The Associated Press reports that Shuja Khanzada, the provincial head of Punjab's anti-terror operations, has been killed in two blasts carried out by suicide bombers. An additional 13 people were killed in the explosions and 17 people were injured, with four sustaining critical injuries.

The bombers were not in the building with the minister, but seemed to have been planned to maximize structural damage to the building, causing it to collapse.
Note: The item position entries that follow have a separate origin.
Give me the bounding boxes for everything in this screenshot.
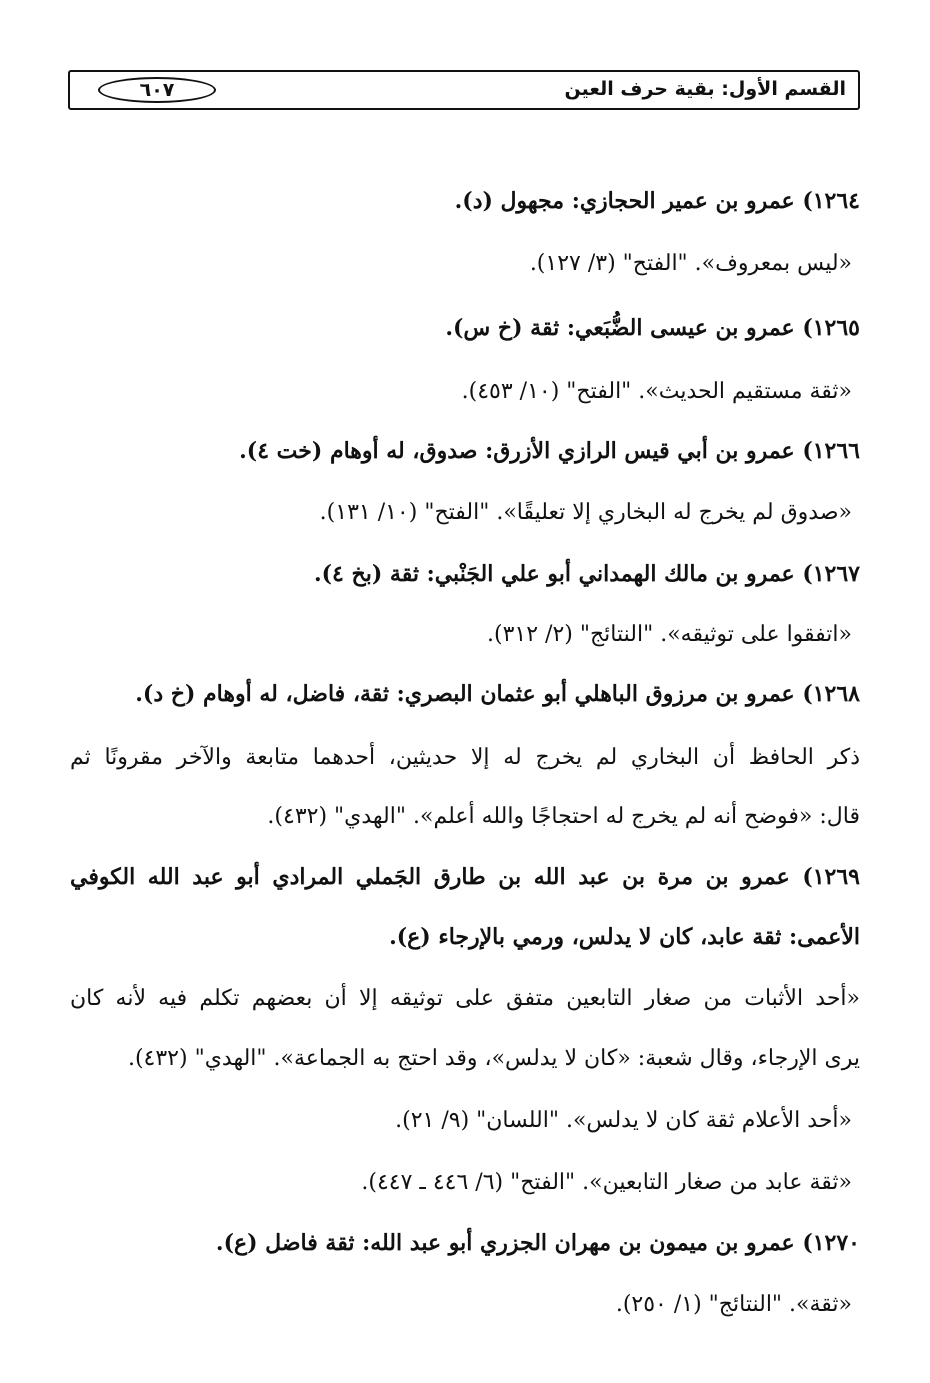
quote-1264: «ليس بمعروف». "الفتح" (٣/ ١٢٧). xyxy=(529,251,852,276)
entry-1265: ١٢٦٥) عمرو بن عيسى الضُّبَعي: ثقة (خ س). xyxy=(445,315,860,341)
quote-1265: «ثقة مستقيم الحديث». "الفتح" (١٠/ ٤٥٣). xyxy=(461,379,852,404)
entry-1264: ١٢٦٤) عمرو بن عمير الحجازي: مجهول (د). xyxy=(454,188,860,214)
quote-1269-fath: «ثقة عابد من صغار التابعين». "الفتح" (٦/ ٤٤٦ ـ ٤٤٧). xyxy=(361,1170,852,1195)
page-number: ٦٠٧ xyxy=(98,77,216,103)
comment-1268-line-1: ذكر الحافظ أن البخاري لم يخرج له إلا حديثين، أحدهما متابعة والآخر مقرونًا ثم xyxy=(70,745,860,770)
quote-1269-line-1: «أحد الأثبات من صغار التابعين متفق على توثيقه إلا أن بعضهم تكلم فيه لأنه كان xyxy=(70,986,860,1011)
entry-1266: ١٢٦٦) عمرو بن أبي قيس الرازي الأزرق: صدوق، له أوهام (خت ٤). xyxy=(239,438,860,464)
entry-1269-line-1: ١٢٦٩) عمرو بن مرة بن عبد الله بن طارق الجَملي المرادي أبو عبد الله الكوفي xyxy=(70,864,860,890)
entry-1268: ١٢٦٨) عمرو بن مرزوق الباهلي أبو عثمان البصري: ثقة، فاضل، له أوهام (خ د). xyxy=(135,681,860,707)
running-header xyxy=(68,70,860,110)
entry-1269-line-2: الأعمى: ثقة عابد، كان لا يدلس، ورمي بالإرجاء (ع). xyxy=(389,924,860,950)
comment-1268-line-2: قال: «فوضح أنه لم يخرج له احتجاجًا والله أعلم». "الهدي" (٤٣٢). xyxy=(267,804,860,829)
quote-1267: «اتفقوا على توثيقه». "النتائج" (٢/ ٣١٢). xyxy=(487,622,852,647)
header-title: القسم الأول: بقية حرف العين xyxy=(564,78,846,100)
entry-1270: ١٢٧٠) عمرو بن ميمون بن مهران الجزري أبو عبد الله: ثقة فاضل (ع). xyxy=(215,1230,860,1256)
quote-1269-line-2: يرى الإرجاء، وقال شعبة: «كان لا يدلس»، وقد احتج به الجماعة». "الهدي" (٤٣٢). xyxy=(127,1046,860,1071)
quote-1269-lisan: «أحد الأعلام ثقة كان لا يدلس». "اللسان" (٩/ ٢١). xyxy=(395,1108,852,1133)
quote-1266: «صدوق لم يخرج له البخاري إلا تعليقًا». "الفتح" (١٠/ ١٣١). xyxy=(319,500,852,525)
entry-1267: ١٢٦٧) عمرو بن مالك الهمداني أبو علي الجَنْبي: ثقة (بخ ٤). xyxy=(313,561,860,587)
quote-1270: «ثقة». "النتائج" (١/ ٢٥٠). xyxy=(615,1292,852,1317)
One bomber was at the entrance to a hall leading to the minister while the other detonated his device in an alley directly behind where the minister would have been.

The New York Times reports that the building in question was actually 72-year-old Khanzada's home, and he was holding a political meeting at the time.

The AP says that images on Pakistani television showed cranes and emergency responders working to lift up large pieces of concrete and other debris in a search for bodies and survivors.

The Times reports these rescue efforts have been somewhat hampered by the lack of the necessary heavy equipment.

Besides speaking out publicly and forcefully against the Taliban, along with other terror groups that have a large presence in Punjab province, Khanzada was the force behind special anti-terror operations in an effort to battle the groups, parlaying his experience as a former army colonel into his administrative role. He also supported the government's re-institution of the death penalty for terrorism cases.

The penalty had been suspended, but after a vicious assault on a school for the children of military members in Peshawar in 2014, which killed nearly 150 people, the majority of which were children.